We are collecting thermal infrared emission data for many of the near-Earth asteroids that are also observed with radar. The thermal properties of the surface tell us whether the material is fine dust, large boulders, or something in between. Comparing the thermal emission to the visible reflectance separates a cold reflective surface from a warm absorbing one. The thermal emission is routinely used to derive the size of the asteroid, which we can directly compare to the radar size. They do not always match. The shape model derived for these can then be applied to the spectral data to identify surface regions of particular composition or with unusual thermal properties. A new software package has been developed for this, and a student could work on this using an existing asteroid shape model.

The student will have the opportunity to observe asteroids with radar at Arecibo, and to remotely observe at the NASA IRTF in Hawaii for the thermal observations. The observing is done from Arecibo over the internet (sorry, no travel to Hawaii).

We expect to work with the student to identify a specific project of mutual interest. New observations will be made during the spring and summer, which may lead to new and exciting discoveries.

Atmospheric Science

The Space and Atmospheric Sciences program at the Arecibo Observatory uses the world's most sensitive incoherent scatter radar to study the Earth's ionosphere from negative ions and meteoric dust in the D-region (60-80 km altitude), molecular and metallic ions in the E-region (90-150 km), and light ions and electrons in the F-region and above. We also use optical instruments such as airglow imagers, photometers, spectrometers, and Fabry-Perot interferometers to study the neutral composition and dynamics of these same regions. Lidars probe the mesosphere and thermosphere from 80-105 km for metal atom chemistry, dynamics, and temperatures. These measurements teach us about plasma physics, Space Weather, meteor ablation, ion-neutral chemistry, waves, turbulence and other phenomena at the edge of space.

Recent REU projects include studies and analysis of basic ionospheric parameters, development of new analysis techniques using wavelet analysis, investigations of the effects of geomagnetic storms, the nature of neutral metal layers in the thermosphere, development and implementation of new airglow and lidar observational and calibration methods, and studies of the global effects of sudden warmings of the stratosphere over the winter pole. Students enjoy the camaraderie of REU students in radio and planetary astronomy, engineering and computing and participate in a group project in one of the three major research fields at Arecibo.


The Electronics Department is in charge of the systems that move the radio telescopes (305m and 12m main reflector diameter), and transmit, receive, manipulate (signal conditioning) and digitize radio signals, in addition to monitoring the radio frequency environment (interference sources), and maintaining the communication infrastructure at the Observatory.

The Department is about 16+ people, including engineers and technicians, and is divided in different areas: Motion, Control and Communications, Transmitters, Receivers and Cryogenics, Intermediate Frequency (IF) Systems and Clock, and Backends (data-taking).

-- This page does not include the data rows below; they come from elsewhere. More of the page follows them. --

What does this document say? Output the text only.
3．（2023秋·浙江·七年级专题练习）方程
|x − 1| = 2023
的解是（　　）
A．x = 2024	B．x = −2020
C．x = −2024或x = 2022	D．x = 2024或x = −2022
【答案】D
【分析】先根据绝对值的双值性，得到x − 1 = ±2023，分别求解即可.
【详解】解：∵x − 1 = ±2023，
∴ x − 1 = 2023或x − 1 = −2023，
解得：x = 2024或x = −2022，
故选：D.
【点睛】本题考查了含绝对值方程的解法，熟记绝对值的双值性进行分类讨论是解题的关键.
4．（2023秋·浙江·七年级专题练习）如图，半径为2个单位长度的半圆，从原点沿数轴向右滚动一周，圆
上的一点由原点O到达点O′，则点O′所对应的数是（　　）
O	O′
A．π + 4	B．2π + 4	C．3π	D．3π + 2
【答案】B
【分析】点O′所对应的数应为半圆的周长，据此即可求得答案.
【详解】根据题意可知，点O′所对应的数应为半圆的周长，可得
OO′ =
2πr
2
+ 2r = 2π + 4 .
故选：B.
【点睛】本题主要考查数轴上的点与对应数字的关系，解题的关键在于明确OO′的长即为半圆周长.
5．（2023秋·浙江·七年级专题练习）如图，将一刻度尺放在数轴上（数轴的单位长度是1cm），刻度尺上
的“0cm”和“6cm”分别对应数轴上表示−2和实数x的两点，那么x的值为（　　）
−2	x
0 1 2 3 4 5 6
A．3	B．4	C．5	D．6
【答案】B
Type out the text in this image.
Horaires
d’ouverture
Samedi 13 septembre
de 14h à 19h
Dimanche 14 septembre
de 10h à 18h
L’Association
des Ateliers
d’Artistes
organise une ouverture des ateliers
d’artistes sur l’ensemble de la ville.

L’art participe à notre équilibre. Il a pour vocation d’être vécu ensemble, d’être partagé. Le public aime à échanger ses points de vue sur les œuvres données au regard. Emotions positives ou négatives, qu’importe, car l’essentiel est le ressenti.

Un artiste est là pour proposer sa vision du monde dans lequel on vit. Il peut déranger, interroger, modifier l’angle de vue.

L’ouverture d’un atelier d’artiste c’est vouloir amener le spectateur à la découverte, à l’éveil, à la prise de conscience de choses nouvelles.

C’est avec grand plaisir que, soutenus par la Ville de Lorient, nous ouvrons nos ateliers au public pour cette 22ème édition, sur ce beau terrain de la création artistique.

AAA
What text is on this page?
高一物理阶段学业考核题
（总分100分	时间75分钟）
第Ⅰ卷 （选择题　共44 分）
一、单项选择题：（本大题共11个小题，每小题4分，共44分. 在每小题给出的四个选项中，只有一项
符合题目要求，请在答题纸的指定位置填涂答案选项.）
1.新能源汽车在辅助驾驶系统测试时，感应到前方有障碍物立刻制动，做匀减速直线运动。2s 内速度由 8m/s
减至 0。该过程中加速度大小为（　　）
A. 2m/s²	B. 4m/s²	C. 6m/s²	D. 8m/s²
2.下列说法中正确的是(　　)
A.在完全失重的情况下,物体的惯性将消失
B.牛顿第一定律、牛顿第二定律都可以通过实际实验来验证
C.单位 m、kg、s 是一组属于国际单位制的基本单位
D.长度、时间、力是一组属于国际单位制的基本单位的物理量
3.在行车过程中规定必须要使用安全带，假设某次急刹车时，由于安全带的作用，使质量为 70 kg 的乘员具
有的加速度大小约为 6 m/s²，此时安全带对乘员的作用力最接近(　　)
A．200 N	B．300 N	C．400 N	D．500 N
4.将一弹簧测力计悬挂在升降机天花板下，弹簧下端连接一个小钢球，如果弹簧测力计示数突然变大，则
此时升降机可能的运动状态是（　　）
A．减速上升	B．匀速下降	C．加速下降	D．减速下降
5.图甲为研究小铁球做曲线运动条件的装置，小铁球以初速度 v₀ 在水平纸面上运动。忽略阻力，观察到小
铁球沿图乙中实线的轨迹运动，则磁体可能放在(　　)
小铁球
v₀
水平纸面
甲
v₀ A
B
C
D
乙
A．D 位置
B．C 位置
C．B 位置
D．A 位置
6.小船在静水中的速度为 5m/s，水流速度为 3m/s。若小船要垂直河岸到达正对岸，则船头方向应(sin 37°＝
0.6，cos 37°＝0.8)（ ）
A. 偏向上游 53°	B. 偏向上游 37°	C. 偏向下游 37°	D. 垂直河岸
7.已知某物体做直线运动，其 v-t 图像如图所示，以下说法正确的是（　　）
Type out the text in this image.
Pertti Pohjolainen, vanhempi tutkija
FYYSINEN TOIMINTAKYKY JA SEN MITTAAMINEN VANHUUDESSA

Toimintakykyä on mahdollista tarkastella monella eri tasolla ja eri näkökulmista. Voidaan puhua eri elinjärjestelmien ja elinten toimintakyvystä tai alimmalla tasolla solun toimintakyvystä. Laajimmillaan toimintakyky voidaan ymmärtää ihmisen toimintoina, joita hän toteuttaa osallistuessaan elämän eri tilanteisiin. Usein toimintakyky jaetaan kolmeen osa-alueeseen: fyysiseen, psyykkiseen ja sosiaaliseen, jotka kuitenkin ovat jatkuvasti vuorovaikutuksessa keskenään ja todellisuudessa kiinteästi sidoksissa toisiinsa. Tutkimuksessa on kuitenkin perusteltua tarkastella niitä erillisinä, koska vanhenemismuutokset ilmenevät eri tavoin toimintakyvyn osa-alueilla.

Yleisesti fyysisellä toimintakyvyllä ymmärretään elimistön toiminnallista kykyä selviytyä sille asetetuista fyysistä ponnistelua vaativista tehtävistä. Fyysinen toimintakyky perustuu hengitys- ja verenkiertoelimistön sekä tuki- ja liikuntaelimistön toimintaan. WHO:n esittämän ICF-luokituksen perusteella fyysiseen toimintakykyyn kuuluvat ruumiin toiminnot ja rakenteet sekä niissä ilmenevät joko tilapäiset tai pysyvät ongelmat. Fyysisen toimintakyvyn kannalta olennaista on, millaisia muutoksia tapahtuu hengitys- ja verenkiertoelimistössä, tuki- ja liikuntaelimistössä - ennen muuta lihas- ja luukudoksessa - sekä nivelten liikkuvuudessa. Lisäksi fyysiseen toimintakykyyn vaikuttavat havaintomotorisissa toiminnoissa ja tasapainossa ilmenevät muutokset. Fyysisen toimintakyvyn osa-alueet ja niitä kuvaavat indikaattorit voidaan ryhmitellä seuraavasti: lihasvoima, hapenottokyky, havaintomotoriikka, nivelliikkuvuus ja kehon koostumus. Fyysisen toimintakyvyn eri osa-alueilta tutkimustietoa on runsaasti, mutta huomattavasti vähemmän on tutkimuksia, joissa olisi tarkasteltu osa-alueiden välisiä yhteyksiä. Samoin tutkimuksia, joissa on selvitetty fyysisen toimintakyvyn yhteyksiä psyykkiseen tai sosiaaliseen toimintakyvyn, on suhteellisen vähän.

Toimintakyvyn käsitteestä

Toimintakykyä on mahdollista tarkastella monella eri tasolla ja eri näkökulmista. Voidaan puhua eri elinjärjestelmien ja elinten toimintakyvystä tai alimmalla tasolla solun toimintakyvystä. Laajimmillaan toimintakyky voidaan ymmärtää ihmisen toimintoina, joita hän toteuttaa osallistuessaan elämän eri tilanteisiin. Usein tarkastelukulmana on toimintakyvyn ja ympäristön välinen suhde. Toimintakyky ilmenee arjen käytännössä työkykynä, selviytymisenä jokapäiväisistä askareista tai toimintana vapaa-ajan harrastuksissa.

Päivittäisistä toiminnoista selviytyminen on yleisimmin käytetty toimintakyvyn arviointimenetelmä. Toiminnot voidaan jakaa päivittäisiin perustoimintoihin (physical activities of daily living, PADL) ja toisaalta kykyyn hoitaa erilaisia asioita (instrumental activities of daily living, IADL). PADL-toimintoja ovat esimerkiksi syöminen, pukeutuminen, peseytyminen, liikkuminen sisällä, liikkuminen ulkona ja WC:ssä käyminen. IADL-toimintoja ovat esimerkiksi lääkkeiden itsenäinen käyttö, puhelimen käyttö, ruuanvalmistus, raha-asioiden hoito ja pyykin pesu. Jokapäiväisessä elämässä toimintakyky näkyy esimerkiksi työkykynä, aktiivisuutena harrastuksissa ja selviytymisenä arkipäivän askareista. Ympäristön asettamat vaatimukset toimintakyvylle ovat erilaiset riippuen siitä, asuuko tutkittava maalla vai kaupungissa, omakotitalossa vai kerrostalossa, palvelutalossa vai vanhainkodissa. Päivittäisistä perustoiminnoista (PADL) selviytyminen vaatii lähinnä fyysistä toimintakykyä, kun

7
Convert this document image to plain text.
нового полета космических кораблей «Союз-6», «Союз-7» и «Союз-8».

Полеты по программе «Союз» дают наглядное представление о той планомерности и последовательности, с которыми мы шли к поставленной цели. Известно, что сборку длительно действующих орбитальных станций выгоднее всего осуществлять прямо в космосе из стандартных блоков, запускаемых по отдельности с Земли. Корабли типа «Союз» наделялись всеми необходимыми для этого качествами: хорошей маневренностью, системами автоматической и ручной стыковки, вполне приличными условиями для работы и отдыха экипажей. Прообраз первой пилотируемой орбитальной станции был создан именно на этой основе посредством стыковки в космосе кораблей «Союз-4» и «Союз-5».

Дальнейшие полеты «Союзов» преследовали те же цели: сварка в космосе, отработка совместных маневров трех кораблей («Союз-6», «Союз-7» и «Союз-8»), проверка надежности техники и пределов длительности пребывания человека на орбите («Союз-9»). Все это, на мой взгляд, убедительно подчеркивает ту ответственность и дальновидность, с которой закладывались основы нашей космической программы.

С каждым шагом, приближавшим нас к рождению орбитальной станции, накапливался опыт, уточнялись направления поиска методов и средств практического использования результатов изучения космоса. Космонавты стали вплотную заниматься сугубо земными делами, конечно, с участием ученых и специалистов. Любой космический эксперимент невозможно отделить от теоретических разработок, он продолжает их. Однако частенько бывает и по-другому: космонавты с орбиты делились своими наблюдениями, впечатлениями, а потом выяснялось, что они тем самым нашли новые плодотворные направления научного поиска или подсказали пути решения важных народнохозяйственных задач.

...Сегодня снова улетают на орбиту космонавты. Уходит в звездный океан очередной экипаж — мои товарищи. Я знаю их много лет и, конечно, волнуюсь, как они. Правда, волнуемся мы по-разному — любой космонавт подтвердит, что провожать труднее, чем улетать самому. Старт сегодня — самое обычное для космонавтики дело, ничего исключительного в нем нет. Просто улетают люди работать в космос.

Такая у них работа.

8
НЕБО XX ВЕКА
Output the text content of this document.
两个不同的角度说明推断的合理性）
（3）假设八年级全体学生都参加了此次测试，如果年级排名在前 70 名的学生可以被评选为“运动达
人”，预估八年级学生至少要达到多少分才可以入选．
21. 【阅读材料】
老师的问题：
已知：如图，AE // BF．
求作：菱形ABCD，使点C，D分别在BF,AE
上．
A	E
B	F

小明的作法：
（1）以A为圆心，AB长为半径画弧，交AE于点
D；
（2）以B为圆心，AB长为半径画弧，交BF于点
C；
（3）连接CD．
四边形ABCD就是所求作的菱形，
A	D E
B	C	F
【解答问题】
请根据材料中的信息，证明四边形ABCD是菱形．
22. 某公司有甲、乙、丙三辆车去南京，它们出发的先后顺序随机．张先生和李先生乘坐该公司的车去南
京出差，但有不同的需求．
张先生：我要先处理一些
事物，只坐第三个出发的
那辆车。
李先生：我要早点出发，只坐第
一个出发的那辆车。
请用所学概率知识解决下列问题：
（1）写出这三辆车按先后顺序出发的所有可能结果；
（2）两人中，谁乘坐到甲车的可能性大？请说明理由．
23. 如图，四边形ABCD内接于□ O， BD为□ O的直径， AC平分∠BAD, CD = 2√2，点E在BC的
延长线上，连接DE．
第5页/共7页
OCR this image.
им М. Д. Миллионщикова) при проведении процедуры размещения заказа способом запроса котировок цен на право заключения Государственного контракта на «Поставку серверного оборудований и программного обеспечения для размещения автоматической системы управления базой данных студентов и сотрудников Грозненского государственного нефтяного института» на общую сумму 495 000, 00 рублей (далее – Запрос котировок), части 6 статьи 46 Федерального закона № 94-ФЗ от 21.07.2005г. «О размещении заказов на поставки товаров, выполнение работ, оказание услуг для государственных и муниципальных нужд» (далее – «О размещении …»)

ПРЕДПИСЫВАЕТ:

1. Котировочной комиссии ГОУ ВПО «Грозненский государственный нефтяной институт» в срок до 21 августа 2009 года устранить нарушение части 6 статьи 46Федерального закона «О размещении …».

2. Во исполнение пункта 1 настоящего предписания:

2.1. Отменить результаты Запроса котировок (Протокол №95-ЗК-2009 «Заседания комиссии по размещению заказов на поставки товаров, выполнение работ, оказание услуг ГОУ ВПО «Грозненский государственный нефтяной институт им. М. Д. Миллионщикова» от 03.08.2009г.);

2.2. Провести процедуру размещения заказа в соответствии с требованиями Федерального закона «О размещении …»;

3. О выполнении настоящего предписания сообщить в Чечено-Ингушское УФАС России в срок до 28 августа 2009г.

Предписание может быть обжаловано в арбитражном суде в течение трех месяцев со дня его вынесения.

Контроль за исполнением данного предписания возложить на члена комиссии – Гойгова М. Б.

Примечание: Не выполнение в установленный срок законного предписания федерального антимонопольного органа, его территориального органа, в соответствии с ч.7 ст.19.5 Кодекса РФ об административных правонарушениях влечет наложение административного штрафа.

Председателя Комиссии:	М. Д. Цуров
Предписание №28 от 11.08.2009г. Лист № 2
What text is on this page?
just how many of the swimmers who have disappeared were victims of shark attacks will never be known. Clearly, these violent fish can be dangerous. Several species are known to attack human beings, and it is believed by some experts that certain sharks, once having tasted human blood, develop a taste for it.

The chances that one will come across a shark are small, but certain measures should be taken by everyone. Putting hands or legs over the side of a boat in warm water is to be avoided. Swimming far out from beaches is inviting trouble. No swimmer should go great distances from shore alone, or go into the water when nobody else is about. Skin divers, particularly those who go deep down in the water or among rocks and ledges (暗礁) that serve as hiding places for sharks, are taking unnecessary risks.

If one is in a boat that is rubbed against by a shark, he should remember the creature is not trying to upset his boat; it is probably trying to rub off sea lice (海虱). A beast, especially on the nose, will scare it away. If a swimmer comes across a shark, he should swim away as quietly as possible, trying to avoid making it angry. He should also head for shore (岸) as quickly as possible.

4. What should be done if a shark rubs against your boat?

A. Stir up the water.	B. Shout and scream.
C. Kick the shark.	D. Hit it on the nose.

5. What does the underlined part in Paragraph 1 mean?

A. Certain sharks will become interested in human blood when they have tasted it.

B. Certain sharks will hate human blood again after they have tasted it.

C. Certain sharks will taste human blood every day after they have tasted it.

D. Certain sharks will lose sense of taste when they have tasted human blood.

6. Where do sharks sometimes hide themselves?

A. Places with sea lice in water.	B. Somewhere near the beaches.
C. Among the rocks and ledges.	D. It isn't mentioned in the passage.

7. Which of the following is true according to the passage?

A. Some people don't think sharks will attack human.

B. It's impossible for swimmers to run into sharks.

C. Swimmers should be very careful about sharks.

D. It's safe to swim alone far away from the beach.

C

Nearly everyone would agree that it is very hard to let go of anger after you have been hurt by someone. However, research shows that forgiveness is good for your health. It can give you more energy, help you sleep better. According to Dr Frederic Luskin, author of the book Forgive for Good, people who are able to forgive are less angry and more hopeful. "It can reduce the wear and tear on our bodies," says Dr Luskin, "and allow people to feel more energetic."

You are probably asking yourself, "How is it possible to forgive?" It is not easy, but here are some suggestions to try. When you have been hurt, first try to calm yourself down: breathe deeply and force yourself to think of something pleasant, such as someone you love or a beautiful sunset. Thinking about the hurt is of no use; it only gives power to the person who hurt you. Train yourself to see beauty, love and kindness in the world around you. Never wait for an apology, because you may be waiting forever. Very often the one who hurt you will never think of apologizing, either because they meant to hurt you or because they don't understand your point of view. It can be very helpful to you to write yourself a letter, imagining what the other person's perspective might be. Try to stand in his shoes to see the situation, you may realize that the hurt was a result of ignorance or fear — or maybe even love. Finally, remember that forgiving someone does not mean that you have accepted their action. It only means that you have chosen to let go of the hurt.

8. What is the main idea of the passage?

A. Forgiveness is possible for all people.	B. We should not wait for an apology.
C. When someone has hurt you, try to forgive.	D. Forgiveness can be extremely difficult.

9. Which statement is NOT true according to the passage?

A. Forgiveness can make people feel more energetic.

In the past, REU students had the to opportunity design, implement and/or test instrumentation systems. These are just few examples: Up-Down-Converter for 12m Antenna - Implementation and Testing, 2012; Doppler Correction FPGA Module for Radar, 2012; 10GbE High Speed Data Capture, 2011; Web Interface for Compressors Monitoring System, 2011; High Dynamic Range 430MHz Low Noise Amplifier, 2011-2012.

The tasks assigned to the student are generally part of actual projects at the Observatory, but sometimes are new ideas, or part of proposals with Universities.